The NIH recommends the following steps to evaluate health information:
- Who runs the site?
- Why have they created the site?
- What do they want from you?
- Who is paying for the site?
- Does the site’s information favor the sponsor?
- Is the information reviewed by experts?
- Where did the information come from?
- Does the site make unbelievable claims?
- Is it up-to-date?
- Does the site make requests for your personal information? If so, what will they do with your information?
Apply the same questions to health information shared on social media and before you download a mobile health app
It’s easy to share information through social media, thus increasing exposure to inaccurate health claims by disreputable sources. To check the credibility of this information, verify that the social media accounts are what they claim to be, and visit the website associated with the account to evaluate the source.
For mobile health apps, the NIH recommends keeping the following facts in mind:
- The content of most apps isn’t written or reviewed by medical experts and may be inaccurate and unsafe. In addition, the information you enter when using an app may not be secure.
- There’s little research on the benefits, risks and impact of health apps, such as the many mindfulness meditation apps that are now available.
- It’s not always easy to know what personal information an app will access or how it will store your data.
- Before you download an app, find out if the store you get the app from says who created it. Don’t trust the app if contact or website information for the creator isn’t available.

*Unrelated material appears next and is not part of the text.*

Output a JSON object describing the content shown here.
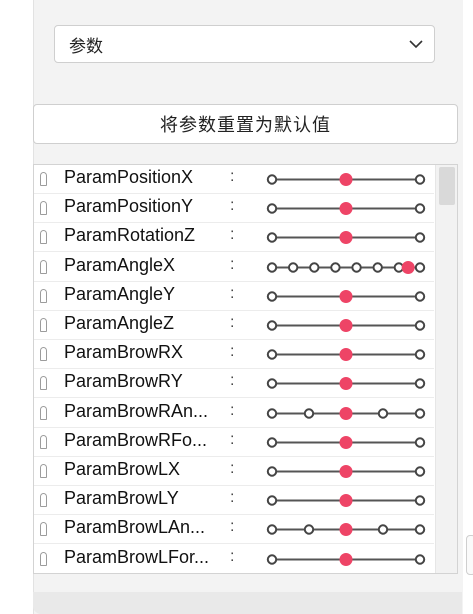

Resources to evaluate online health information
These are quality health information resources to help you evaluate online health information:
- MedlinePlus from the National Library of Medicine
- Health on the Net (HON), a group that certifies health websites
- National Center for Complementary and Integrative Health from the National Institutes of Health
“We, at the Stanford Health Library, are also available to help you learn how to find and vet online information.”